2018-10-24

The Machine Learning Notebook: Introduction

A while ago I’d started writing a series on machine learning titled ML for Newbies which I never got around to finishing. This series of posts is a redoing of the older series with greater mathematical, and theoretical rigor. Some of the content will be ported over from that series but most of it will be new content.

The aim of the series is to summarize everything that I know about machine learning in an approachable, intuituve manner, and also be notes for myself.

What is Machine Learning?

ML is all about automated learning. It is about creating algorithms that can “learn” from the input given to them. These algorithms can then do a number of tasks such as filter out spam emails, predict the weather, etc. More formally, it’s about converting experience into expertise. The input to the algorithm become its “experience” and the task that it performs becomes its “expertise”.

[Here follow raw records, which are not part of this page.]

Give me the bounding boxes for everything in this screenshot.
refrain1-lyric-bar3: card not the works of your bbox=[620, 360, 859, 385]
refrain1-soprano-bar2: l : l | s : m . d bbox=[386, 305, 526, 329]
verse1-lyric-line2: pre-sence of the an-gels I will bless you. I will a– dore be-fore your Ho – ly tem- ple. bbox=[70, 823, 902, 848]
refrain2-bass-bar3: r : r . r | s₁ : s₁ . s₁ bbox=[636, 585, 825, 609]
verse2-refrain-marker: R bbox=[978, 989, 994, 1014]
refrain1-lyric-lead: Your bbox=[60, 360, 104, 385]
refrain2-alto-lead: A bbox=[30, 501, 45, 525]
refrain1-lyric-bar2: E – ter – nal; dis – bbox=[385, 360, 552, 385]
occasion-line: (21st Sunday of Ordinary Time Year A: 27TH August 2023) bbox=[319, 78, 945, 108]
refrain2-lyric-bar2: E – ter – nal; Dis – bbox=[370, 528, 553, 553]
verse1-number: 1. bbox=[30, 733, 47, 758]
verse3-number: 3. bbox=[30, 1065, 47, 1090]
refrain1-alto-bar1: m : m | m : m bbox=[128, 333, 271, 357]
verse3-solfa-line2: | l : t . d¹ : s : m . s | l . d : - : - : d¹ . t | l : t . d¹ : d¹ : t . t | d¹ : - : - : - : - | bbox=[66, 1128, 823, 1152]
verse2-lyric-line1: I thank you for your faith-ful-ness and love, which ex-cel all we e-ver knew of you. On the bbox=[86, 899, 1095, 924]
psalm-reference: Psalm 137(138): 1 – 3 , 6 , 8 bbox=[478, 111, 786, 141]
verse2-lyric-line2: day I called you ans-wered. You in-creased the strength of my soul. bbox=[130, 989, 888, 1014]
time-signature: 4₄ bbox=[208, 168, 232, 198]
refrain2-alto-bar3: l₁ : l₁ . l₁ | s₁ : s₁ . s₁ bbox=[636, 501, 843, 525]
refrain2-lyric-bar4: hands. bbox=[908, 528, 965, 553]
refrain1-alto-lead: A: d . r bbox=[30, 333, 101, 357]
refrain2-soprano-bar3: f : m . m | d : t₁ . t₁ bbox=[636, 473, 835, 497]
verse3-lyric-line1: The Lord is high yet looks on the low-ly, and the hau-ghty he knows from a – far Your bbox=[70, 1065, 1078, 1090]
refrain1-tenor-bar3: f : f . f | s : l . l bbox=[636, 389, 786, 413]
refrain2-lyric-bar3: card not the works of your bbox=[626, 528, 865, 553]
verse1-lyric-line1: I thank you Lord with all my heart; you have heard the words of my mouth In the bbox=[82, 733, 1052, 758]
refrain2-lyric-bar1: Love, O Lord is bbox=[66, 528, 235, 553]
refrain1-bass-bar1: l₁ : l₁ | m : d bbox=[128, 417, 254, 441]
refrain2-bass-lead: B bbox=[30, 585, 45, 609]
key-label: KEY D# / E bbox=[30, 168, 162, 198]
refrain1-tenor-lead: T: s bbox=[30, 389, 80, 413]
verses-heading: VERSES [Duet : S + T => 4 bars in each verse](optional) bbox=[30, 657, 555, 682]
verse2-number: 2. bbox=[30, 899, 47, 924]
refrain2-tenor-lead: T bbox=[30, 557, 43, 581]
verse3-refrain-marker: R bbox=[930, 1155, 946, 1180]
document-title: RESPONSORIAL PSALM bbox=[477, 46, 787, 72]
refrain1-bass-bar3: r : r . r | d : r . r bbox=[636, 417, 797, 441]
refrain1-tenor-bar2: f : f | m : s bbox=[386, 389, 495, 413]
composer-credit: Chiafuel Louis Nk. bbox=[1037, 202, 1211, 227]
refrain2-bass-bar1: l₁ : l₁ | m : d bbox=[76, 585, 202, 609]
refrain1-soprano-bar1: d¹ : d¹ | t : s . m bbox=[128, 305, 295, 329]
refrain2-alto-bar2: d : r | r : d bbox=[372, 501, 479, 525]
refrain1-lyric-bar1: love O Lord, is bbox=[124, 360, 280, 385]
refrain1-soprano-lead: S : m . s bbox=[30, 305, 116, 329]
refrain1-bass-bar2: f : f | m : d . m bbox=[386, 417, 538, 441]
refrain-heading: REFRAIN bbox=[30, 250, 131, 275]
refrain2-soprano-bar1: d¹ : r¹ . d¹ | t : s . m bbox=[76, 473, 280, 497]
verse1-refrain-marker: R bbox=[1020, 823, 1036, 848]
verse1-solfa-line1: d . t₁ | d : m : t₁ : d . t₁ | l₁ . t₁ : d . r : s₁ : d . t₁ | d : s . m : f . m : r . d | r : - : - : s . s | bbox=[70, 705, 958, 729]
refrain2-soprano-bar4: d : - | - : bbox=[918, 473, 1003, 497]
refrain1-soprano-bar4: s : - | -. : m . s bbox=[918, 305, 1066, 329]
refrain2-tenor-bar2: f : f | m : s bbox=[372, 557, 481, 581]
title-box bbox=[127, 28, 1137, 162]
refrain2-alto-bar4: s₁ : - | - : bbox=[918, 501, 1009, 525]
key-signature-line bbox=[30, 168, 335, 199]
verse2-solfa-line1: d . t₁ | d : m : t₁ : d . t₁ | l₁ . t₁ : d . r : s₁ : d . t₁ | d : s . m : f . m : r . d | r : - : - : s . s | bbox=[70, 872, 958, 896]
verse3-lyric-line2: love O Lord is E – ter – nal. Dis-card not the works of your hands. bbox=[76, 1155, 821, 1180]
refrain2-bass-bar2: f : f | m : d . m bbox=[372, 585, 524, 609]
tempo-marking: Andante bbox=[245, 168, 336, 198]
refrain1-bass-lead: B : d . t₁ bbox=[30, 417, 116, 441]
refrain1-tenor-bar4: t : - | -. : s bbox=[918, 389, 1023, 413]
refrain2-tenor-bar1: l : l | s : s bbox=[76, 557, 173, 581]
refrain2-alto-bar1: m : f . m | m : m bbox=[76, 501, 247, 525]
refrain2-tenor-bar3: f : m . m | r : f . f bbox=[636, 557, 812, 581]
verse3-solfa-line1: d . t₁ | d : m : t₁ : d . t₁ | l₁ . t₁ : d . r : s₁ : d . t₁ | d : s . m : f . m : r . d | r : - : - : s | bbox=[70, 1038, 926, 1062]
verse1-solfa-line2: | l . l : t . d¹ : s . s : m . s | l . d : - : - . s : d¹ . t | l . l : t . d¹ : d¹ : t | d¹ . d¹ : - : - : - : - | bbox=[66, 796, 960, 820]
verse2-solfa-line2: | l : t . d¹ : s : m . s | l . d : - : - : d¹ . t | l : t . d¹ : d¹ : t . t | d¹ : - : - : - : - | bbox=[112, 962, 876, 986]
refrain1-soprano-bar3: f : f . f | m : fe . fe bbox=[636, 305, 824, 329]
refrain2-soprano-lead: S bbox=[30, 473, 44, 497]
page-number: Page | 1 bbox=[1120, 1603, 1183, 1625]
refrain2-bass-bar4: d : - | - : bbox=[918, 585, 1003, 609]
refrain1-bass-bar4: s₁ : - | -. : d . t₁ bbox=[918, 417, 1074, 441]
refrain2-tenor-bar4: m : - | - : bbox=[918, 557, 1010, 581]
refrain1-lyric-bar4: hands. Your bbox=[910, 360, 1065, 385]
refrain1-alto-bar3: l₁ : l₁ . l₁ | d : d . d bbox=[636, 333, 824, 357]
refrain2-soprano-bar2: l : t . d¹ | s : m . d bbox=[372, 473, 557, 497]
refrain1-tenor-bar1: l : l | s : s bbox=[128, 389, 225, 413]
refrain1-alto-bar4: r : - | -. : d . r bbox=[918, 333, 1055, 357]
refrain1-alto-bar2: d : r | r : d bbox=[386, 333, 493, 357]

Although ML is a sub-field of AI (Artificial Intelligence), they’re different. AI focuses on replicating human intelligence whereas ML focuses on complementing human intelligence by doing tasks that fall beyond human capabilities like looking for patterns in massive data sets.

How does a Machine Learn?

Like I mentioned earlier, a machine learns from the input data given to it. The way the machine learns can also be classified as supervised, unsupervised, active, or passive.

Supervised Learning

Let’s say your task is to build a spam filter. You have a large data set of emails, each of which is marked as either “spam” or “not spam”. You’ll feed this data set to your algorithm and it’ll learn from it. Later, you’ll input an email and it’ll tell you if it is spam or not. This type of learning is called supervised learning. It is called “supervised” because the algorithm was first taught what is spam and what isn’t by a data set generated manually. You had to supervise its learning process.

Unsupervised Learning

Let’s stay with the spam filter example. Let’s now suppose that the emails in the data set are not marked as “spam” or “not spam”. It’s the task of the algorithm to figure it out somehow. Such learning is called unsupervised learning.

Passive Learning

In passive learning, the algorithm only observes the data provided to it and learns from it, without influencing it in anyway. Suppose now that the spam filter starts out blank with no notion of what is and what isn’t spam. It’s up to the user to mark the incoming emails so that the algorithm can learn from it. This is passive learning.

Active Learning

In contrast, let’s say that the spam filter now looked at the email first, and if it found something suspicious, asked the user to mark it as spam or not. This is active learning.

What can ML do?

There are a number of ML algorithms, each focusing on a different task. These algorithms can do a number of things like:

Clustering

In simple terms, clustering is grouping. It’s an unsupervised form of learning in which the algorithm looks at the data and groups the similar pieces of together based on some similarity measure. In the spam filter examples above, when the algorithm, on its own, figured out which of the emails are spam, it clustered them together.

Classification

Classification is about finding out which group a piece of data belongs to. It’s a form of supervised learning because the algorithm needs to know beforehand what each of the group looks like before it can be asked to classify a piece of data. When the spam filter was given a data set with marked emails, all it had to do was to answer the question “is this email spam?”. Basically, it was asked to classify that email into a group.

Regression

Regression is about understanding relationships between variables. If one variable changes, how would it affect the other? For example, if the amount of power needed for a phone to stay on increased, how would it affect battery life?

Association Rules

Finding out association rules in data sets is also about finding out relationships between variables. Suppose you have a large data set from an online store, association rules is about finding out what items you are likely to buy based on what you’ve previously bought. For example, if you buy milk and sugar, you’re likely to buy eggs. Your rule then becomes {milk, sugar} => eggs.

For now, don’t worry about the theoretical rigor of these. We’ll get to that in subsequent posts. That’s all for now. I hope this post was motivation enough for you to start learning ML. :)